Para quem não sabe ou não se lembra – dado o grande número de políticos presos por corrupção, formação de quadrilha e tantos atentados a artigos do Código Penal -, Correa, Martins e Neskau foram trancafiados por participar de suposto esquema que teria movimentado R$ 54,5 milhões em propinas durante o segundo mandato do ex-governador – e hoje detento – Sérgio Cabral. Os crimes teriam ocorrido entre 2011 e 2014. A operação policial que prendeu os senhores parlamentares – além de outros sete – recebeu o nome de Furna da Onça, um desdobramento da Lava-Jato.

 

Voto de cada um dos deputados será aberto

 

A Alerj  foi notificada da decisão da ministra por ofício do Tribunal Regional Federal da 2ª Região (TRF-2). Pelos trâmites, deu-se o pontapé inicial ao processo para colocar em votação a decisão sobre a prisão dos parlamentares.
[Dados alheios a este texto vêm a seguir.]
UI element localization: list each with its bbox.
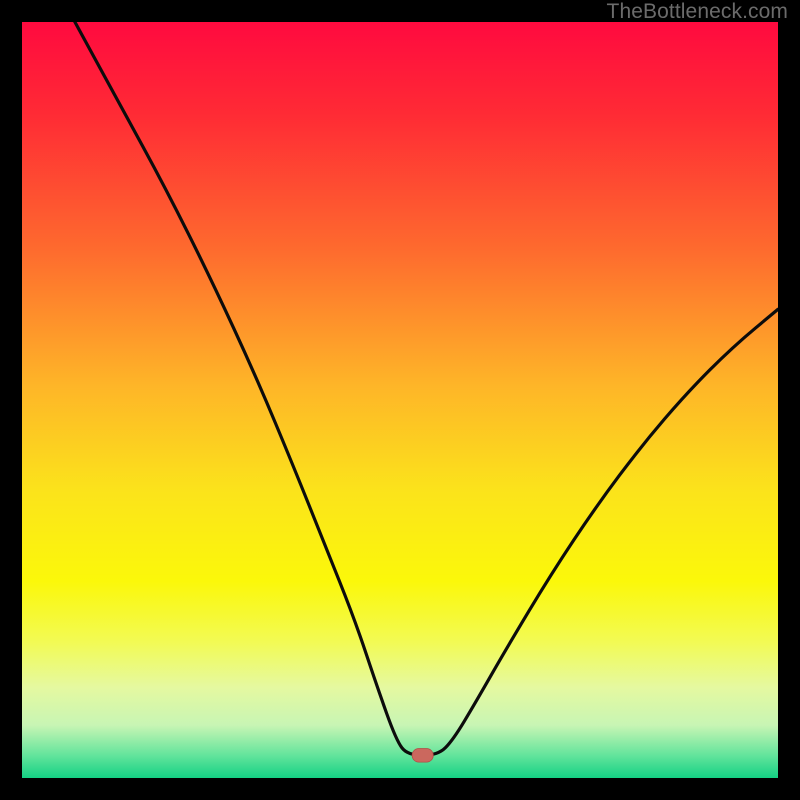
optimal-point-marker xyxy=(412,749,433,763)
watermark-text: TheBottleneck.com xyxy=(607,0,788,24)
plot-area xyxy=(22,22,778,778)
chart-frame: TheBottleneck.com xyxy=(0,0,800,800)
chart-svg xyxy=(22,22,778,778)
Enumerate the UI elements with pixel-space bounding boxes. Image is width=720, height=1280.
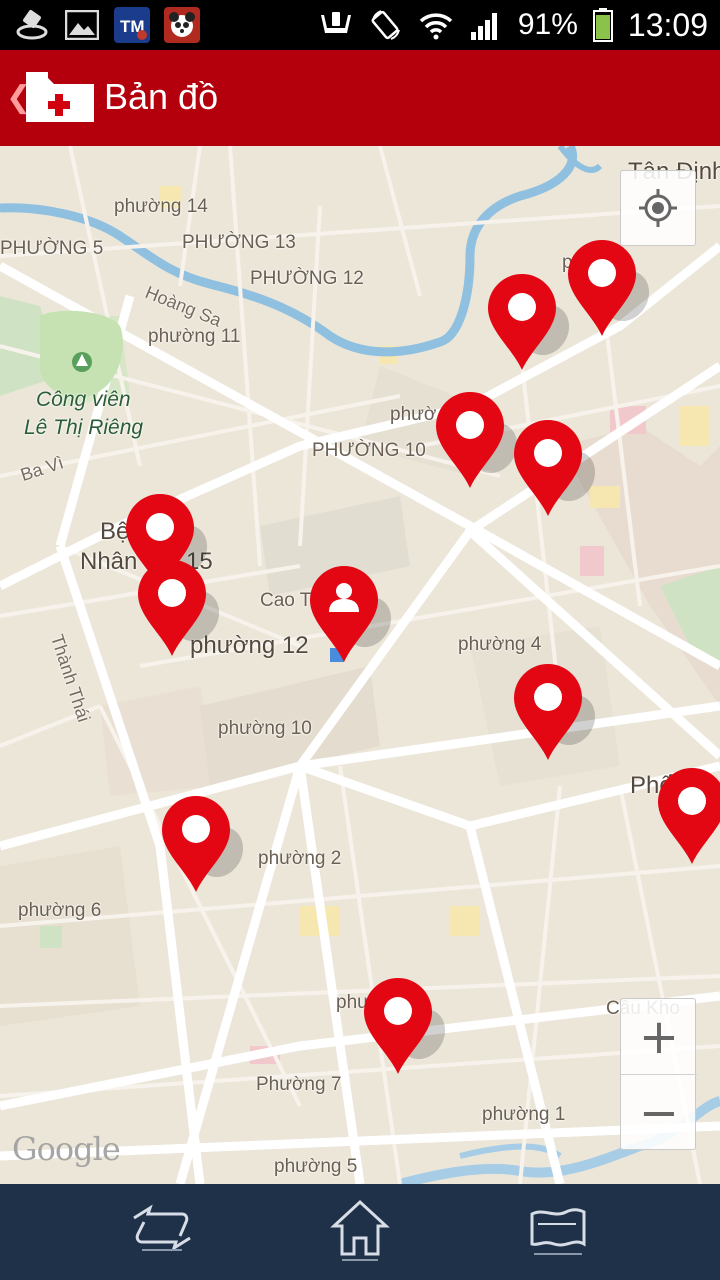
map-pin[interactable] <box>160 794 244 894</box>
map-label: phường 11 <box>148 326 241 347</box>
map-label: phường 5 <box>274 1156 358 1177</box>
map-label: phường 4 <box>458 634 542 655</box>
notification-icons: TM <box>14 6 200 44</box>
battery-icon <box>592 7 614 43</box>
map-card-nav-button[interactable] <box>518 1194 598 1270</box>
map-label: PHƯỜNG 13 <box>182 232 296 253</box>
map-card-icon <box>530 1208 586 1255</box>
map-label: Lê Thị Riêng <box>24 416 144 439</box>
map-pin[interactable] <box>566 238 650 338</box>
map-label: PHƯỜNG 5 <box>0 238 104 259</box>
map-label: PHƯỜNG 12 <box>250 268 364 289</box>
home-nav-button[interactable] <box>320 1194 400 1270</box>
map-pin[interactable] <box>136 558 220 658</box>
user-location-pin[interactable] <box>308 564 392 664</box>
zoom-out-button[interactable]: − <box>621 1075 697 1151</box>
wifi-icon <box>418 7 454 43</box>
back-arrow-icon <box>133 1204 191 1252</box>
gallery-icon <box>64 7 100 43</box>
map-label: Phường 7 <box>256 1074 342 1095</box>
map-label: phường 10 <box>218 718 312 739</box>
map-view[interactable]: Tân Định phường 14 PHƯỜNG 5 PHƯỜNG 13 PH… <box>0 146 720 1184</box>
home-icon <box>330 1199 390 1261</box>
map-label: phường 1 <box>482 1104 566 1125</box>
map-label: Công viên <box>36 388 131 411</box>
my-location-button[interactable] <box>620 170 696 246</box>
map-pin[interactable] <box>656 766 720 866</box>
map-label: Cao T <box>260 590 312 611</box>
map-label: phường 14 <box>114 196 208 217</box>
map-label: phường 2 <box>258 848 342 869</box>
page-title: Bản đồ <box>104 76 219 117</box>
zoom-in-button[interactable]: + <box>621 999 697 1075</box>
map-label: phường 6 <box>18 900 102 921</box>
map-pin[interactable] <box>512 418 596 518</box>
my-location-icon <box>639 189 677 227</box>
first-aid-folder-icon[interactable] <box>24 72 96 124</box>
vibrate-icon <box>318 7 354 43</box>
rotate-icon <box>368 7 404 43</box>
gps-signal-icon <box>14 7 50 43</box>
map-label: phườ <box>390 404 437 425</box>
bottom-nav <box>0 1184 720 1280</box>
map-pin[interactable] <box>362 976 446 1076</box>
app-header: ❮ Bản đồ <box>0 50 720 146</box>
zoom-controls: + − <box>620 998 697 1151</box>
panda-app-icon <box>164 7 200 43</box>
map-pin[interactable] <box>486 272 570 372</box>
clock: 13:09 <box>627 6 708 43</box>
battery-percent: 91% <box>517 8 578 41</box>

Para um mínimo de desconforto daquela Casa – marcada pelo corporativismo e pelo pouco compromisso com princípios éticos -, a decisão em plenário de soltar ou manter presos se dará em voto aberto – fato que pode inibir alguns diante de seus respectivos eleitorados. Mas é grande o risco de despedaçar o trabalho de mais um capítulo desta operação que agora se mancha como praias nordestinas com óleo venezuelano e desmorona como um edifício em Fortaleza.

 

Com a pompa e circunstância que marcam qualquer rito em assembleias, foi formada uma Comissão de Constituição e Justiça, pareceres serão emitidos, projetos de resolução serão redigidos e uma sessão extraordinária decidirá o que muitos temem já ser um jogo de cartas marcadas. Entre os 70 deputados, será necessário o voto de 36 deles – a metade mais um – para soltar a turma da Furna da Onça da prisão preventiva.

 

Para não ficar mal na foto – o que, convenhamos, é bastante difícil – a ministra Cármen destacou em sua decisão que, em maio deste ano, o plenário do Supremo – “de forma contrária ao voto dela” – já havia apontado que medidas cautelares contra parlamentares devem ser autorizadas pelas casas legislativas. Ministros têm razões que a própria razão desconhece.